If your electric bill eats up a significant portion of your monthly budget, you're not alone. According to a 2018 energy usage report from the U.S. Energy Information Administration (EIA), the average American household spends $117.65 per month on their electric bill, or $1,411.80 each year. However, when it comes to your electrical bill, know this: All appliances aren't created equal. Everything in your house—from your major appliances right on down to tiny plug-ins like phone chargers—contributes differently to that four-figure fee.
So, which is the most expensive appliance to run? According to the EIA's "Annual Energy Outlook 2020," air conditioners and heaters top the list of energy-drawing appliances, accounting for 16 and 15 percent of the average home's energy usage, respectively.
Bringing up the rear in the heating and cooling category is your hot water heater, which typically accounts for 12 percent of a home's electric bill.
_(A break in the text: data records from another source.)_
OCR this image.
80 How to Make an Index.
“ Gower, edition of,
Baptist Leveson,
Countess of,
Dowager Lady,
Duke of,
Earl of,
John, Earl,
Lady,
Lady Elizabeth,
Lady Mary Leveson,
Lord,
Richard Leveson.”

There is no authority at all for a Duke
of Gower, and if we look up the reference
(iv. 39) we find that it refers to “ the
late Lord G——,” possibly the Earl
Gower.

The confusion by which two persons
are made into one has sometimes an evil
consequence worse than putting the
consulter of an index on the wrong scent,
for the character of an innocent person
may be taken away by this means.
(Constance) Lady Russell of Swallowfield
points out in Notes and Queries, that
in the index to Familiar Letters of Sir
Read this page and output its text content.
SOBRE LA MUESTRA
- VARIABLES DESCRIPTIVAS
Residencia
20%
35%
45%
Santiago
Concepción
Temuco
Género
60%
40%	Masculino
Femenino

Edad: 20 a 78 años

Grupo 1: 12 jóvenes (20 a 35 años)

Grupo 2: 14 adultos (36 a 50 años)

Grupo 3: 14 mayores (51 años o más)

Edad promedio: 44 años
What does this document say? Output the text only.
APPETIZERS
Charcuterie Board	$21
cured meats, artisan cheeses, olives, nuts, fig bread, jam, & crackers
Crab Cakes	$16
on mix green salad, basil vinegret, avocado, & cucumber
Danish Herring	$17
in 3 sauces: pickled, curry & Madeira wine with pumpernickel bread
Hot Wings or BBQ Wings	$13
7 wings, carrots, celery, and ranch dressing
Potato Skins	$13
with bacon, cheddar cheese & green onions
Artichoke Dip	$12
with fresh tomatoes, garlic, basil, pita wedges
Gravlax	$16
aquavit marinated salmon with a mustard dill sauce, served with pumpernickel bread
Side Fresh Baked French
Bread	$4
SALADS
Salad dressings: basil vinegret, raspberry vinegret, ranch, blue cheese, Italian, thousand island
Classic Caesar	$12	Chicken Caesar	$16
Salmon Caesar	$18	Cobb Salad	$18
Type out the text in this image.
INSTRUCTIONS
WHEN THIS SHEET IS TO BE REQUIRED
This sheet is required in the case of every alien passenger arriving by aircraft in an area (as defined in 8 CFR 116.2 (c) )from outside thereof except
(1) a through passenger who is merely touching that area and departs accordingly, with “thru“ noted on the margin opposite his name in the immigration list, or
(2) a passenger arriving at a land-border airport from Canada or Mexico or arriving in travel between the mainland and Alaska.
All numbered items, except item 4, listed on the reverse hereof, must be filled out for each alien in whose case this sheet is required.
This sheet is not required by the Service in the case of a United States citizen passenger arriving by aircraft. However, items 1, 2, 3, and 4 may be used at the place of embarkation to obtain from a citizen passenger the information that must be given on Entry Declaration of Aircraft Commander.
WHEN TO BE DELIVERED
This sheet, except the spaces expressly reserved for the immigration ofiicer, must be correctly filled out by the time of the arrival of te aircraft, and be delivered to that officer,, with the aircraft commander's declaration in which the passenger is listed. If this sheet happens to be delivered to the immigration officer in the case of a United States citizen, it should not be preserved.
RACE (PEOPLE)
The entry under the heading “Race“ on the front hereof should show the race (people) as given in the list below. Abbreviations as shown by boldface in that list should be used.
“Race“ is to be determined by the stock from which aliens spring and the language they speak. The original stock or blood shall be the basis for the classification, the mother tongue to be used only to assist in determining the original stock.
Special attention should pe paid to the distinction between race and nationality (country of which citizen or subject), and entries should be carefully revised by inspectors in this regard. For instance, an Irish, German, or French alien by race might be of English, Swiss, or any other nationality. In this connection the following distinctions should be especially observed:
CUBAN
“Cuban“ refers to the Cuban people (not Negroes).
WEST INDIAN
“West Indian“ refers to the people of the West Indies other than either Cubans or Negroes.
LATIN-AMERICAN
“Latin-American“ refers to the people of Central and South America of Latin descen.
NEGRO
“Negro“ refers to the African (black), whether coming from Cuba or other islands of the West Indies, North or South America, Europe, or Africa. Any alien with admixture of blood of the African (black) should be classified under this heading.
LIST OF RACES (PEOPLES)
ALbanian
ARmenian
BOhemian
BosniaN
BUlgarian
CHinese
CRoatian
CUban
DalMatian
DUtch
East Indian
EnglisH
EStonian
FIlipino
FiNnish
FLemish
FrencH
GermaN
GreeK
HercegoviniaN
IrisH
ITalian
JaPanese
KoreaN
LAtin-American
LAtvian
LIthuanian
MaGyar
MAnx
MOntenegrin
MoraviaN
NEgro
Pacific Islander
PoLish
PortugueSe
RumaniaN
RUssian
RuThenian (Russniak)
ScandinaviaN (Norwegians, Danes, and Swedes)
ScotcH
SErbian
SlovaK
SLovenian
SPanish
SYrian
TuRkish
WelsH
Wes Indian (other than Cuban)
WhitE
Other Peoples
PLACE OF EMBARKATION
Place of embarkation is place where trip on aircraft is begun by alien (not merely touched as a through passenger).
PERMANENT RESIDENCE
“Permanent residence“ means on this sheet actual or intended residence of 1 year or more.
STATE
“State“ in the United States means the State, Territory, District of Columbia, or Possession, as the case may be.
And while keeping your food cold and your lights on may be non-negotiable parts of modern life, doing so is costing you a pretty penny, too. Refrigeration typically accounts for 6 percent of a home's electric bill, while lighting makes up approximately 5 percent of your total electricity costs.
While it may seem like high energy costs are a foregone conclusion, there is an easy way to lower the amount of cash you're spending on appliances sitting idle: "Just turn those appliances off when you leave the house," suggests George James, a licensed electrician with New York City Electricians. And on those days it's a little too cold or hot to turn off your furnace or A/C completely, a slight change to your thermostat settings can make a major difference. According to the Department of Energy, changing your thermostat by between 7 and 10 degrees from its usual setting for an 8-hour period each day can cut electricity costs by as much as 10 percent.
Even powering down smaller appliances can keep more money in your pocket over time: Simply unplugging your TV (which accounts for 4 percent of an average home's energy usage) or your computer and its related accessories (which typically account for 2 percent) are good places to start. Unplugging everything from your chargers to your portable generators can mean sizable savings, too. According to the "Annual Energy Outlook 2020," small electronics account for 31 percent of the average electricity bill each month.
If you're looking for a more time-intensive—but ultimately budget-friendly—upgrade, replacing an outdated HVAC system can lead to significant savings. "Keep your HVAC clean and consider replacing it after about 10 years or so," says Don Distel, retail sales manager at Progressive Service Company, who also recommends upgrading to a programmable thermostat and tankless water heater to reduce your total energy costs. Distel also suggests keeping blinds and curtains closed during the day in the summer, keeping them open during the day in the winter, and having your HVAC system serviced regularly to make sure it's working at peak capacity.